I finally managed to interview Janice Fiamengo this week after various attempts in the past which floundered over internet problems. I’m sure she will need no introduction for many of you who are familiar with her YouTube channel, The Fiamengo Files.
But for those of you who haven’t come across this fabulous woman, I’ll just tell you a few of the reasons I was so keen on talking to her.
Janice is a professor of English at the University of Ottawa and for years now she has been speaking out about the appallingly anti-male culture developing on university campuses. This really hit home to her when she found herself on academic committees making decisions about jobs and promotions and noticed very able men were constantly being overlooked, with positions being offered to far less impressive women who had nothing like the same experience or qualifications. You will hear in our interview about the hostile reactions she encountered when she started to speak out about this.
This simply made her more determined to voice her concern about what was happening, and she’s spent the last few years making YouTube videos exposing what is going on in Canadian Universities. Like the dreadful cases of eminent academics being targeted by #MeToo accusations and other males being hung out to dry in all sorts of ways. Then there’s the promotion of the campus rape scare campaign. Like me, Janice has been subjected to protests from feminist activists and has had some of her talks shut down. It’s pretty funny seeing the feminists chanting the same slogans at us both, two women on opposite sides of the world, taking on the same crazy nonsense.

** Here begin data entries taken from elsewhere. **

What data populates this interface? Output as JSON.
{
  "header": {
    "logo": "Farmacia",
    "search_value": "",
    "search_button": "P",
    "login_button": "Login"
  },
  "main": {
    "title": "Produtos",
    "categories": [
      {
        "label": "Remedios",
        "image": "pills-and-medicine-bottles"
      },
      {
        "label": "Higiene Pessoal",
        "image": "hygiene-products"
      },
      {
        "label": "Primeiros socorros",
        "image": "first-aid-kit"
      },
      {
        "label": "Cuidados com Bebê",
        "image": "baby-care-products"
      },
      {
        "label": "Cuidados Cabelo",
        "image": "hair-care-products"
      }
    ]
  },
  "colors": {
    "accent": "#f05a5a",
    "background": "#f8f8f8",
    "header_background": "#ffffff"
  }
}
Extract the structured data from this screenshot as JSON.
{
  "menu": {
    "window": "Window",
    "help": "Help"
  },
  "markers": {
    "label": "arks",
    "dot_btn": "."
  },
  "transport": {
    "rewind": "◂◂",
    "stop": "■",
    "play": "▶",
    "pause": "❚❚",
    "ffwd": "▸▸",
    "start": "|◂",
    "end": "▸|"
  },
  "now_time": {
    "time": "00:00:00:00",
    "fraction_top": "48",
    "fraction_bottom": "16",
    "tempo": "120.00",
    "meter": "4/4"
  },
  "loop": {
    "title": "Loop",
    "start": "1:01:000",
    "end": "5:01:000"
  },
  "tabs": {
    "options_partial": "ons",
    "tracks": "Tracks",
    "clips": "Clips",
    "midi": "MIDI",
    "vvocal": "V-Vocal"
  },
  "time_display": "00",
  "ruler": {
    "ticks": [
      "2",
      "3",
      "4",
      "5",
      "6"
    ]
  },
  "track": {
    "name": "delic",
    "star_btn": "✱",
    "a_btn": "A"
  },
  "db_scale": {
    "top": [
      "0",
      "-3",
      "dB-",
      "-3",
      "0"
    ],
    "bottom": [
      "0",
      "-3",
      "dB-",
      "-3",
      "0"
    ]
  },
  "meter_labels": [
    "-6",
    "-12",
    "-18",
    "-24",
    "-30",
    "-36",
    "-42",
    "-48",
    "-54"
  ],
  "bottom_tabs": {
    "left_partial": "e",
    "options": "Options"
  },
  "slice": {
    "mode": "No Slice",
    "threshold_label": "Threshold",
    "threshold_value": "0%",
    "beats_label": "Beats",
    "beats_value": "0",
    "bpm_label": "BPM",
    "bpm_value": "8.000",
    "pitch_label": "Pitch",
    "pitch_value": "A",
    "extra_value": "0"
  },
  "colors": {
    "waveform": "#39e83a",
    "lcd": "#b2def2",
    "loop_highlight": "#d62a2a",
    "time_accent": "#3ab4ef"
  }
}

Janice also hears constantly from men in trouble and some years ago decided to put together a book of personal stories from men about how they cope in this feminised world. Sons of Feminism is an amazing collection, including tales from young men about school years where they were constantly in strife for normal boyish behaviour, nerdy men who have never dared risk going near women, frightening stories from professionals in all sorts of work environments where men are being demonised and tales of men given unfair treatment in the courts. It really gives an overview of where we are now and why we must all get active to try to find ways to change the culture.